1. A restoration material to be used in treatment of burns as a covering material for burns and/or a regenerative scaffold for burns,

the restoration material comprising a dry amniotic membrane produced by performing a drying process on raw amniotic membrane that surrounds a fetus of an animal, including a human,

wherein the dry amniotic membrane has been dehydrated and dried so as to enable storage in an aseptic dry atmosphere, and

amniotic membrane produced by rehydrating the dry amniotic membrane by immersion in water or a buffer retains epithelial cells, basement membrane, and connective tissue constituting the raw amniotic membrane.

2. The restoration material according to claim 1,

wherein the burns are second-degree and/or third-degree burns.

3. Use of a restoration material for burns to be used in treatment of burns as a covering material for burns and/or a regenerative scaffold for burns,

the restoration material being a dry amniotic membrane produced by performing a drying process on raw amniotic membrane that surrounds a fetus of an animal, including a human,

wherein the dry amniotic membrane has been dehydrated and dried so as to enable storage in an aseptic dry atmosphere, and

amniotic membrane produced by rehydrating the dry amniotic membrane by immersion in water or a buffer retains epithelial cells, basement membrane, and connective tissue constituting the raw amniotic membrane.
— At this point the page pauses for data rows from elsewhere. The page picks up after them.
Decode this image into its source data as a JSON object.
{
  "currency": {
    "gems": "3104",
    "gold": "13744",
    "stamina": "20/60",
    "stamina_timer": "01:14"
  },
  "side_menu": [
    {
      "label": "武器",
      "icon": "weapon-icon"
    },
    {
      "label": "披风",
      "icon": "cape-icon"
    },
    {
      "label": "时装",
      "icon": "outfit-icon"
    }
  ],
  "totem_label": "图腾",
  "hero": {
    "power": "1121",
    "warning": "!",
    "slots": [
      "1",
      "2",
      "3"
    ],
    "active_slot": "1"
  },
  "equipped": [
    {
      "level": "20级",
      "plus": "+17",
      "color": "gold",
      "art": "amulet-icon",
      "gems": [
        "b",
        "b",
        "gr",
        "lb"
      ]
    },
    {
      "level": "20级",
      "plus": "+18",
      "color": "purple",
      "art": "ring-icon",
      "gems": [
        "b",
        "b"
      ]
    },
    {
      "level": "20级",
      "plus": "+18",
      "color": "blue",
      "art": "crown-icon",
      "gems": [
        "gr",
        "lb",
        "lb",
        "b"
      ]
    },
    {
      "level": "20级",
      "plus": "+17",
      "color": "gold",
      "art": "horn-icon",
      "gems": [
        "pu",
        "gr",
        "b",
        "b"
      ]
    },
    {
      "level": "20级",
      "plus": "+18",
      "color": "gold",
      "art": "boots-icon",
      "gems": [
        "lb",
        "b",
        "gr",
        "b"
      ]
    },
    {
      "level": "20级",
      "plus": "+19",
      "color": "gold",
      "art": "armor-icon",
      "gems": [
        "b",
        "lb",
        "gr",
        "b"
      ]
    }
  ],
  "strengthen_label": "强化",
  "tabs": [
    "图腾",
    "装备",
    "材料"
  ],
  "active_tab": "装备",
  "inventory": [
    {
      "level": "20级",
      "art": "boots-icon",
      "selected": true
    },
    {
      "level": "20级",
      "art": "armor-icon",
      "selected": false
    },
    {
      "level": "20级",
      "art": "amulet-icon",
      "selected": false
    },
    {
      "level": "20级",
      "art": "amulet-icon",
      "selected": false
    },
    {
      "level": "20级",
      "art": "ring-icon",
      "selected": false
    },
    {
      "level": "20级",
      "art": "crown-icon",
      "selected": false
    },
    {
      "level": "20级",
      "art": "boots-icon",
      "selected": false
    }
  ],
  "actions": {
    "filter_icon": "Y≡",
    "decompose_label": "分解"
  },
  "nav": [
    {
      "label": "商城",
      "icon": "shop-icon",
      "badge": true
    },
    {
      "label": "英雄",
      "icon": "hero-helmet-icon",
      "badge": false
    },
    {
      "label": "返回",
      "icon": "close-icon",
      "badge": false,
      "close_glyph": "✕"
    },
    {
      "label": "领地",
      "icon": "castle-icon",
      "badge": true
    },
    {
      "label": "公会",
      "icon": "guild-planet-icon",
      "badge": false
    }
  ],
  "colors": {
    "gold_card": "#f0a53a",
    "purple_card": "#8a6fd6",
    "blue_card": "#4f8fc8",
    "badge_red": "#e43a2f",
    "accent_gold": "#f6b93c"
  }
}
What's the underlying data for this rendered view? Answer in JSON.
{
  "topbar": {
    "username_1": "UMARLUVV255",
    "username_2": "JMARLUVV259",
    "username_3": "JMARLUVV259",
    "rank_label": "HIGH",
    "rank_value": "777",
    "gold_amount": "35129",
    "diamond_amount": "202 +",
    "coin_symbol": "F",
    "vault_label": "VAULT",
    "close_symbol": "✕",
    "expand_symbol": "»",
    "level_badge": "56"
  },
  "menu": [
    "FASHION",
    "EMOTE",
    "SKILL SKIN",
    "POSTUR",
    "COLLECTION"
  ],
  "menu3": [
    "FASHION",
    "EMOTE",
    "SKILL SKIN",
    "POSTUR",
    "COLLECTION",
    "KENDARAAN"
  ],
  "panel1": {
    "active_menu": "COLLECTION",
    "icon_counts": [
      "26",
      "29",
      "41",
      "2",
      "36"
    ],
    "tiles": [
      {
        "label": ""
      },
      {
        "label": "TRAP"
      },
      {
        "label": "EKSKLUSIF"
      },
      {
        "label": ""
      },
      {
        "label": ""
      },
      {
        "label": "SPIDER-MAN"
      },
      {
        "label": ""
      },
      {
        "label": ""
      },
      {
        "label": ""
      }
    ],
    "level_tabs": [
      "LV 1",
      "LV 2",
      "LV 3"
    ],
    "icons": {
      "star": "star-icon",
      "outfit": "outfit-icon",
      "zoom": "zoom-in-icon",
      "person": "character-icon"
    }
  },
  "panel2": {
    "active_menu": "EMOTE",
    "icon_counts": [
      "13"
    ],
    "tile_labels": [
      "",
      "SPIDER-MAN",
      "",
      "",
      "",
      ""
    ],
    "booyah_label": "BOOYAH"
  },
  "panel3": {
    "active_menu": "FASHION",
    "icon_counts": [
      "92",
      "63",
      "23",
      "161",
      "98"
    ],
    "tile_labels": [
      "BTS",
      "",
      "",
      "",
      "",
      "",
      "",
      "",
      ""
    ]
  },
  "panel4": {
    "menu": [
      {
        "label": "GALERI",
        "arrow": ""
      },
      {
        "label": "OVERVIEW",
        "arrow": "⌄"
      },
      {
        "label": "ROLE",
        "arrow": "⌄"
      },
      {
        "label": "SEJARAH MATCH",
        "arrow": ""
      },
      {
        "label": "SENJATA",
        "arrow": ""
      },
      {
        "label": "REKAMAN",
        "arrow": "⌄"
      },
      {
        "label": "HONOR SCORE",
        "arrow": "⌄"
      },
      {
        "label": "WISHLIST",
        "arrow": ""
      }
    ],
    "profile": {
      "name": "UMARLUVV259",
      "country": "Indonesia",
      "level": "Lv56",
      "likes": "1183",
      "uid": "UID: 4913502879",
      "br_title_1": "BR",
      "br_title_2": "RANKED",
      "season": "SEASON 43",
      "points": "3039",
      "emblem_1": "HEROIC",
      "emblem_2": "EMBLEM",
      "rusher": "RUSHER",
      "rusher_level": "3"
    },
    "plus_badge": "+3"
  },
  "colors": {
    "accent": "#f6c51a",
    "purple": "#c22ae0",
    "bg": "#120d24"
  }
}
4. The use of a restoration material for burns according to claim 3,

wherein the burns are second-degree and/or third-degree burns.

5. A method of treating burns which uses, as a covering material for burns and/or a regenerative scaffold for burns, dry amniotic membrane, which has been produced by performing a drying process on raw amniotic membrane that surrounds a fetus of an animal, including a human, wherein the dry amniotic membrane has been dehydrated and dried so as to enable storage in an aseptic dry atmosphere, and amniotic membrane produced by rehydrating the dry amniotic membrane by immersion in water or a buffer retains epithelial cells, basement membrane, and connective tissue constituting the raw amniotic membrane.

6. The method of treating burns according to claim 5,

wherein the burns are second-degree and/or third-degree burns.